Este experto lleva décadas trabajando la geología en Canarias, y ha subrayado en reiteradas ocasiones que las islas tienen un “cielo maravilloso” para realizar astrofísica y astronomía; pero que también cuenta con una geología que hay que poner en valor: “Esto creo que, poco a poco, se va poniendo en valor… Ya tenemos otro geoparque como el de El Hierro. Y con dos geoparques en una región tan pequeña, ya se subraya la importancia internacional que estos adquieren por sí mismos”.

“En el caso de Geoparque Lanzarote, encontramos dos requisitos fundamentales hoy en día. Por un lado, la conservación: Lanzarote es Reserva de la Biosfera de la UNESCO; es Geoparque de la UNESCO desde 2015; y Lanzarote tiene uno de los parques nacionales volcánicos más importantes del mundo. como es Timanfaya. Es decir, que cuando queremos trabajar en una zona de la Tierra desde el punto de vista científico, de instrumentación y de desarrollo tecnológico de vanguardia, que pueda ser utilizada como laboratorio natural, como zona que realmente no está muy afectada por la actividad humana, todos estos marchamos de la UNESCO son importantísimos, con independencia de su propia relevancia geológica”.
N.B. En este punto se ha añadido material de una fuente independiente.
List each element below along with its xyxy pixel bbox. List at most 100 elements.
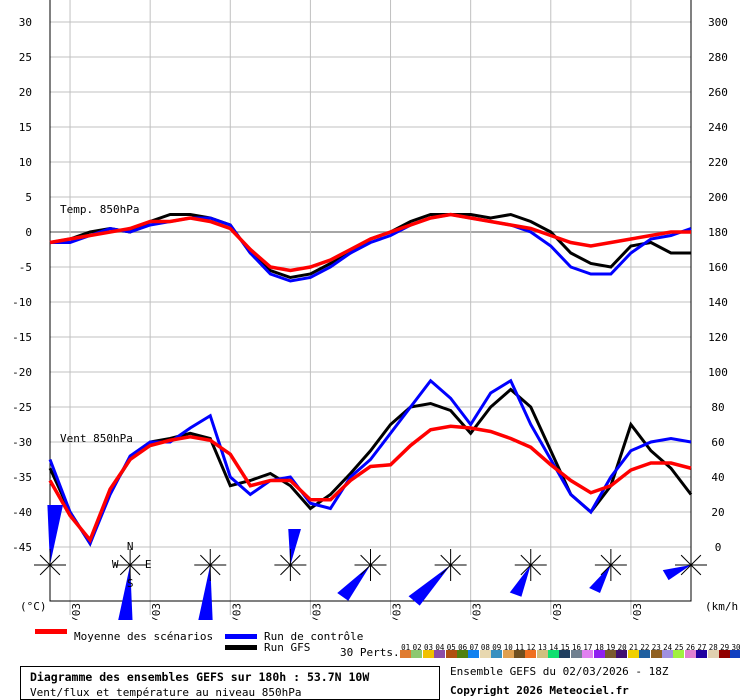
legend-perts-swatches: [400, 650, 740, 659]
compass-spoke: [530, 564, 542, 576]
compass-spoke: [209, 554, 221, 566]
compass-spoke: [360, 564, 371, 576]
pert-number: 16: [572, 643, 582, 652]
pert-number: 02: [412, 643, 422, 652]
temp-series-line: [49, 212, 691, 273]
pert-swatch: [627, 650, 639, 658]
pert-number: 03: [423, 643, 433, 652]
temp-series-line: [50, 212, 692, 283]
pert-swatch: [673, 650, 685, 658]
right-tick-label: 60: [711, 436, 724, 449]
date-tick-label: 04/03: [150, 603, 163, 620]
date-tick-label: 10/03: [631, 603, 644, 620]
pert-number: 04: [435, 643, 445, 652]
title-box: Diagramme des ensembles GEFS sur 180h : …: [20, 666, 440, 700]
compass-spoke: [209, 564, 221, 576]
compass-spoke: [610, 554, 622, 566]
legend-mean-swatch: [35, 629, 67, 634]
pert-swatch: [616, 650, 628, 658]
compass-spoke: [199, 564, 211, 576]
right-tick-label: 40: [711, 471, 724, 484]
flux-wedge: [118, 565, 133, 620]
flux-wedge: [662, 565, 691, 581]
compass-spoke: [680, 554, 692, 566]
right-axis-unit: (km/h): [705, 600, 740, 613]
flux-rose: [274, 529, 307, 581]
compass-spoke: [530, 554, 542, 566]
flux-rose: [114, 549, 147, 620]
pert-swatch: [468, 650, 480, 658]
left-tick-label: -45: [12, 541, 32, 554]
pert-swatch: [582, 650, 594, 658]
flux-rose: [34, 505, 66, 581]
compass-spoke: [280, 554, 291, 566]
flux-wedge: [589, 565, 611, 594]
compass-spoke: [290, 554, 301, 566]
pert-swatch: [536, 650, 548, 658]
pert-swatch: [548, 650, 560, 658]
pert-swatch: [491, 650, 503, 658]
pert-number: 21: [628, 643, 639, 652]
compass-spoke: [360, 554, 371, 566]
flux-wedge: [408, 565, 451, 606]
wind-series-line: [48, 378, 692, 547]
pert-number: 23: [651, 643, 661, 652]
right-tick-label: 120: [708, 331, 728, 344]
pert-swatch: [411, 650, 423, 658]
pert-number: 14: [549, 643, 559, 652]
compass-spoke: [690, 554, 702, 566]
right-tick-label: 160: [708, 261, 728, 274]
right-tick-label: 180: [708, 226, 728, 239]
flux-rose: [662, 549, 707, 581]
compass-n: N: [127, 540, 134, 553]
right-tick-label: 0: [715, 541, 722, 554]
pert-number: 01: [401, 643, 411, 652]
compass-spoke: [129, 554, 141, 566]
flux-rose: [337, 549, 387, 601]
date-tick-label: 08/03: [471, 603, 484, 620]
pert-number: 25: [674, 643, 684, 652]
pert-number: 30: [731, 643, 740, 652]
pert-swatch: [639, 650, 651, 658]
legend-control-label: Run de contrôle: [264, 630, 364, 643]
pert-swatch: [525, 650, 537, 658]
pert-swatch: [696, 650, 708, 658]
compass-spoke: [39, 564, 51, 576]
compass-spoke: [440, 564, 451, 576]
pert-swatch: [502, 650, 514, 658]
pert-swatch: [559, 650, 571, 658]
pert-number: 20: [617, 643, 627, 652]
left-tick-label: -20: [12, 366, 32, 379]
left-tick-label: -15: [12, 331, 32, 344]
pert-number: 13: [537, 643, 547, 652]
pert-number: 05: [446, 643, 456, 652]
left-tick-label: 25: [19, 51, 32, 64]
flux-rose: [509, 549, 547, 597]
compass-spoke: [199, 554, 211, 566]
date-tick-label: 05/03: [230, 603, 243, 620]
compass-spoke: [39, 554, 51, 566]
plot-frame: [49, 0, 692, 602]
right-tick-label: 300: [708, 16, 728, 29]
date-tick-label: 09/03: [551, 603, 564, 620]
compass-spoke: [610, 564, 622, 576]
compass-s: S: [127, 577, 134, 590]
pert-number: 08: [480, 643, 490, 652]
pert-number: 15: [560, 643, 570, 652]
left-tick-label: -25: [12, 401, 32, 414]
left-tick-label: -5: [19, 261, 32, 274]
compass-spoke: [119, 554, 131, 566]
pert-swatch: [718, 650, 730, 658]
pert-swatch: [434, 650, 446, 658]
pert-swatch: [605, 650, 617, 658]
pert-number: 24: [663, 643, 673, 652]
pert-swatch: [684, 650, 696, 658]
compass-spoke: [440, 554, 451, 566]
pert-number: 27: [697, 643, 707, 652]
compass-spoke: [600, 564, 612, 576]
right-tick-label: 260: [708, 86, 728, 99]
wind-panel-label: Vent 850hPa: [60, 432, 133, 445]
legend-mean-label: Moyenne des scénarios: [74, 630, 214, 643]
run-info: Ensemble GEFS du 02/03/2026 - 18Z: [450, 665, 669, 678]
Imágenes cedidas ESA-L.Ricci/CAVES&PANGAEA

Aclara el investigador que en Lanzarote existen materiales volcánicos de tipo basáltico, similares a los que pueden haber en Marte o en La Luna… Y continúa: “Otra de las claves es, por otro lado, la perfecta integración de procesos entre las rocas volcánicas y el agua, que dan lugar a distintos tipos de estructuras y a distintos tipos de minerales de alteración relacionados con el agua. Esto es muy importante en relación con Marte, porque Marte es un planeta básicamente volcánico, donde sabemos que en el pasado hubo agua. Por eso, vulcanismo basáltico y agua son dos elementos que tenemos en Lanzarote muy bien conservados”, algo que no tiene precio en las simulaciones de los astronautas, nos detalla este instructor del programa PANGAEA.

A las características naturales de la Isla habría que añadir la puesta en valor que durante los últimos años ha realizado el equipo de científicos de Geoparque Lanzarote, un trabajo que ha venido acompañado también por una labor divulgativa coordinada por Elena Mateo Mederos, responsable del Geoparque Mundial de la UNESCO Lanzarote y Archipiélago Chinijo, algo que no ha pasado desapercibido para los directivos de la ESA.

Y mirando más hacia el futuro, Lanzarote quiere ser un modelo a extrapolar en otras partes del mundo porque no sólo muestra un paisaje lunar excepcional y reconocido mundialmente, sino porque esconde un filón geológico abierto a nuevas perspectivas para los científicos del siglo XXI.